The codemap table maps index numbers to OPL registers. As there are 256 possible OPL registers but only a subset of these actually used, the mapping table allows up to 128 OPL registers to be used in a song. The other 128 (with the high bit set) are used for the second OPL2 chip in a dual-OPL2 capture.

The table is a list of iCodemapLength bytes, with the index used later in the file. For example this code table:

01 04 05 08 BD

Means that when the song references register #0 the data should be sent to OPL register 0x01, when the song references register #4 the data should go to OPL register 0xBD. If the song references register #128 (i.e. register 128+0), data should be sent to OPL register 0x01 on the second chip (in dual OPL2 mode) or the second set of registers (OPL3 mode). Likewise register #132 (128+4) is OPL register 0xBD on the second chip.

Song data

Directly following the header is the song data in register index and value pairs.
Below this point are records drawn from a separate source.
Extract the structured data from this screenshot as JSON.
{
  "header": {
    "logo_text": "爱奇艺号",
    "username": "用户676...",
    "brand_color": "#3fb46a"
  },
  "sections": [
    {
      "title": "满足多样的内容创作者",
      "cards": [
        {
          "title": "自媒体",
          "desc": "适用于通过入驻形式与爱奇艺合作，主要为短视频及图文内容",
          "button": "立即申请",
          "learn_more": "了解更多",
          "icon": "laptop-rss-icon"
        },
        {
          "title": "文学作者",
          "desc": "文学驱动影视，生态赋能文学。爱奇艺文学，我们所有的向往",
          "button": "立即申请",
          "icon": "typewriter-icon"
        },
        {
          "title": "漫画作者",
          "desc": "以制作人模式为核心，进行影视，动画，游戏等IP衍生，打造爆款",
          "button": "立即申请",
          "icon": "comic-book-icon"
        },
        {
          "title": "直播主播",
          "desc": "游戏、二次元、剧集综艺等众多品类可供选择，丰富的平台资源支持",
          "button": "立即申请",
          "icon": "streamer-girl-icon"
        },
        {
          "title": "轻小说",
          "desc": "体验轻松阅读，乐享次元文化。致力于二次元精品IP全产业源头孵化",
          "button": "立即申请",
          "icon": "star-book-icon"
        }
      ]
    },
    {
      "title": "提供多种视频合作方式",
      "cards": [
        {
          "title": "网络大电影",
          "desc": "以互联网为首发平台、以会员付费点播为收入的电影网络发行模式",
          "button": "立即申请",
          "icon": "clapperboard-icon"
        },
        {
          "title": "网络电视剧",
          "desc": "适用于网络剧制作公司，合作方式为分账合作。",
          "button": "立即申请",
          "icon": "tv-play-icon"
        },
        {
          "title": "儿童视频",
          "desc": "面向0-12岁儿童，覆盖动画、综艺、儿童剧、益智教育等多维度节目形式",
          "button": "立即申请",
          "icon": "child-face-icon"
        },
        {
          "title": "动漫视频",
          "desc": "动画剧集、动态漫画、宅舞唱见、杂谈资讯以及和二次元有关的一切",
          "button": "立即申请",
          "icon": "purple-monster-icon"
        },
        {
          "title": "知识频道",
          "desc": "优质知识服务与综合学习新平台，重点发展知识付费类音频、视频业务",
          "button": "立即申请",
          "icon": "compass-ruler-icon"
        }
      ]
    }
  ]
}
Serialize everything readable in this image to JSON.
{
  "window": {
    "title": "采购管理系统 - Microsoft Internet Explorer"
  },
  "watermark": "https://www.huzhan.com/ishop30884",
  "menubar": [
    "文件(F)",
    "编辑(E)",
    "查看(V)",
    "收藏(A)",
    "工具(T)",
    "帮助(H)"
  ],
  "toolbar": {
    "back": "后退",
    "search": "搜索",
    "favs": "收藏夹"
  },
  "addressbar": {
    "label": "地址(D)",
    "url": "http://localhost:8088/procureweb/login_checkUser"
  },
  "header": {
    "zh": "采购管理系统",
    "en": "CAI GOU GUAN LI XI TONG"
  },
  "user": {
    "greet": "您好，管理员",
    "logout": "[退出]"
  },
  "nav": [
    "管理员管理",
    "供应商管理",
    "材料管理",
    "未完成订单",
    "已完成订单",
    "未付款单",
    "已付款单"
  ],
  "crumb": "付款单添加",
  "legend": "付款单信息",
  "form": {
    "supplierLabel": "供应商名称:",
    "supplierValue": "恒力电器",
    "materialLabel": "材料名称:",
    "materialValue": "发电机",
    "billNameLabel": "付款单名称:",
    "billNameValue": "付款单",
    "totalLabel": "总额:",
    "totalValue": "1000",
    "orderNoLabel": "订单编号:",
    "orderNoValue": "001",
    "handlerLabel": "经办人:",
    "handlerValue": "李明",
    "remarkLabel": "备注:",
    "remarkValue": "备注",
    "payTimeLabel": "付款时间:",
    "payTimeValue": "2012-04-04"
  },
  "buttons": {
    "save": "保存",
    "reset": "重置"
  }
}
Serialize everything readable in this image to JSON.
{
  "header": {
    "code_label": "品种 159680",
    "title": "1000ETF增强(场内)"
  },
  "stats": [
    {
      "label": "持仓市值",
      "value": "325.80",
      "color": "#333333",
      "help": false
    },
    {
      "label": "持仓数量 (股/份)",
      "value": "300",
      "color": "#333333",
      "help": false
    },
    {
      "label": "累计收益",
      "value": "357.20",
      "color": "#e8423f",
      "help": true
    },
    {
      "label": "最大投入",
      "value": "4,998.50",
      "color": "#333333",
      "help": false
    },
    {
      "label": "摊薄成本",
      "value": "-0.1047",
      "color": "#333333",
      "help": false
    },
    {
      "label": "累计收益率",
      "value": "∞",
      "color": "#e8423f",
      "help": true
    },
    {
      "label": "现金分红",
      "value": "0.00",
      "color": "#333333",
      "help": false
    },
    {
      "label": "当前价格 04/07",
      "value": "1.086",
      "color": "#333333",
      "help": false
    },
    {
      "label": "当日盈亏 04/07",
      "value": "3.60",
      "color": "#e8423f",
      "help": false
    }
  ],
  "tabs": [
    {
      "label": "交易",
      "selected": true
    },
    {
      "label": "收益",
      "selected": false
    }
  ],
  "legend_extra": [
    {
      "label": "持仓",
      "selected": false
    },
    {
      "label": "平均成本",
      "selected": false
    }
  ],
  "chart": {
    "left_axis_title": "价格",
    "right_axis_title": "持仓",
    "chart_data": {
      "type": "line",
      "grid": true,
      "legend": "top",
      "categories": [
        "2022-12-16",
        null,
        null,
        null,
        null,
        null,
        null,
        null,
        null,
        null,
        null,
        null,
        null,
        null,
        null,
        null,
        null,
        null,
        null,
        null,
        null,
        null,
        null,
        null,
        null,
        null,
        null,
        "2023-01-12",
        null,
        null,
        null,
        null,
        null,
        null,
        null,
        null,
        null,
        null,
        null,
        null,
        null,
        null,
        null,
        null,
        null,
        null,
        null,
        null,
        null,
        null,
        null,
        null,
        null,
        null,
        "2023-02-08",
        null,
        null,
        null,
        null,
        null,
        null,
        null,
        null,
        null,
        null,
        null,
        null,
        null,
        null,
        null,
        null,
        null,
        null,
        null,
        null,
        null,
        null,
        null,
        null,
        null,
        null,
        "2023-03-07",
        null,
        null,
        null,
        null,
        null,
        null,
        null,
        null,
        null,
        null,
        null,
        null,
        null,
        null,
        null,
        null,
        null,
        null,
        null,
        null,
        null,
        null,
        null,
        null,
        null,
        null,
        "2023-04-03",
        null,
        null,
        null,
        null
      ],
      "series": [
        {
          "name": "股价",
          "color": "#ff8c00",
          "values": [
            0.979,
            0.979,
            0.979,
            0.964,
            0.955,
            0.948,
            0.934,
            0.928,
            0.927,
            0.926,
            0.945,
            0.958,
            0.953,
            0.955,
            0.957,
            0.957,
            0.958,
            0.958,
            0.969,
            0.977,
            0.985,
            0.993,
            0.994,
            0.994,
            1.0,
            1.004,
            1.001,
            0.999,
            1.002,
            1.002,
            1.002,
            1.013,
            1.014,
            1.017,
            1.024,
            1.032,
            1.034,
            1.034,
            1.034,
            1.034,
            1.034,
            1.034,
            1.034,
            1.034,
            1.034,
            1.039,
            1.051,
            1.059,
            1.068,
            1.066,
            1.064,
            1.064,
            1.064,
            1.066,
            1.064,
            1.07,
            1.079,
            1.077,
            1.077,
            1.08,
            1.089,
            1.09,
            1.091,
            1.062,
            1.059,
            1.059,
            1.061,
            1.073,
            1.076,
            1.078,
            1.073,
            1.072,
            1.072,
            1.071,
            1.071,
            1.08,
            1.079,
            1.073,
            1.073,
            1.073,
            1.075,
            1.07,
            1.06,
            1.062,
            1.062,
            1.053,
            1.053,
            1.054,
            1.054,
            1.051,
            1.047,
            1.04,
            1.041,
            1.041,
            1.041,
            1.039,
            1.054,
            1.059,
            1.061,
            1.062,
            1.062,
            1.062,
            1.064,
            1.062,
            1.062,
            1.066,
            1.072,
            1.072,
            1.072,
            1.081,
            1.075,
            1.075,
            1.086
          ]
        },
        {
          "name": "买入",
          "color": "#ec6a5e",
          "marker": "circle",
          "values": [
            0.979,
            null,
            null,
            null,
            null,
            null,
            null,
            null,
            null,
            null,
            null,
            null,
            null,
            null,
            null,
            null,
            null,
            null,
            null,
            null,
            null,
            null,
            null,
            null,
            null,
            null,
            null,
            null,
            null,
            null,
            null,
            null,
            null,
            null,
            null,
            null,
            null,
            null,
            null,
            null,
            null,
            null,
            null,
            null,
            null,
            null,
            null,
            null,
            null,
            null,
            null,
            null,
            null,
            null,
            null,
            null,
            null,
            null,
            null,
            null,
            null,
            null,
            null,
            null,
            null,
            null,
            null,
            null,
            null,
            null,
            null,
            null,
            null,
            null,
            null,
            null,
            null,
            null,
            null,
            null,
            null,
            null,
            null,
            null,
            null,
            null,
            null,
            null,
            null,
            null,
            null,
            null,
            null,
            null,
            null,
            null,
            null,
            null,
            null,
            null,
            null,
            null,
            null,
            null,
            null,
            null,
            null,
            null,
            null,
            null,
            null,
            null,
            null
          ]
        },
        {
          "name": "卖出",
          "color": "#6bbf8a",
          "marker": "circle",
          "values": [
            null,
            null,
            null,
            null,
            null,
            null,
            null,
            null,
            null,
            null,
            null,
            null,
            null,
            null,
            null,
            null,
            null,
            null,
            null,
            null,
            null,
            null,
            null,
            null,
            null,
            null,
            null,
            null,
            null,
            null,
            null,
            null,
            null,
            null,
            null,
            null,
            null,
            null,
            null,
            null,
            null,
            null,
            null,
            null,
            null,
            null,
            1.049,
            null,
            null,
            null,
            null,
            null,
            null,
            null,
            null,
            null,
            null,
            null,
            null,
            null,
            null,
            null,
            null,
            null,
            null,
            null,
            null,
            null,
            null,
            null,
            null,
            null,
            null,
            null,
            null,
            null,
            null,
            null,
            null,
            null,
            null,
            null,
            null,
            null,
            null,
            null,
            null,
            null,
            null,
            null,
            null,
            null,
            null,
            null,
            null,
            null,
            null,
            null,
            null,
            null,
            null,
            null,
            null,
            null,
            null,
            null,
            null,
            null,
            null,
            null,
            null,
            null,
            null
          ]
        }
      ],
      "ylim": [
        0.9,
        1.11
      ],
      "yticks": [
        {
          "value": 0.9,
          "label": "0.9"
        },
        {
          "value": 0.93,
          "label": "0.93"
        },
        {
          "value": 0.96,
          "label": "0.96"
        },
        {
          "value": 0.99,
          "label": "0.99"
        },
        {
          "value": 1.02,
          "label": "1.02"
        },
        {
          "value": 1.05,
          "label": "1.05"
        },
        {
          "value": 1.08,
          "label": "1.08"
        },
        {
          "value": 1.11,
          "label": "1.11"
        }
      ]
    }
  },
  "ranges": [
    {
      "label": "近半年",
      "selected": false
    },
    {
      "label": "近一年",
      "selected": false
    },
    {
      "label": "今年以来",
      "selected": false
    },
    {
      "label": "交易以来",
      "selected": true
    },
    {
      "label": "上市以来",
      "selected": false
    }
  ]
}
Data type Name Description
UINT8 iRegisterIndex Register to write to. This is an index into the codemap table.
UINT8 iValue Value to write to the OPL register

This structure is repeated iLengthPairs times. Note that while iRegisterIndex is normally an index into the codemap table, it can also match iShortDelayCode or iLongDelayCode if iValue is to be treated as a delay length (see above.) If the high bit is set (iRegisterIndex & 0x80) then it is a register on the second OPL chip in a dual-OPL2 song (so the high bit should be removed and the value looked up as normal, but then sent to the second OPL chip instead.)

Related information

Tools

  • DRO2MIDI - converts .dro files into .mid files
  • DRO2IMF - converts .dro files into .imf files
  • DRO Trimmer - edits .dro files to remove unwanted notes from the start and end
  • DOSBox - produces .dro files as a result of capturing Adlib data from DOS games and applications

Similar formats

  • Rdos' RAW format serves the same purpose, only these files were originally created through the RAC (Rdos Adlib Capture) TSR running under native DOS.
  • The id Software Music Format (IMF) stores Adlib data in a similar manner in order to provide background music in many Apogee games.

References

  1. In the AdPlug distribution, tests/samurai.dro is the early one-byte format, and doofus.dro is the later four-byte variant.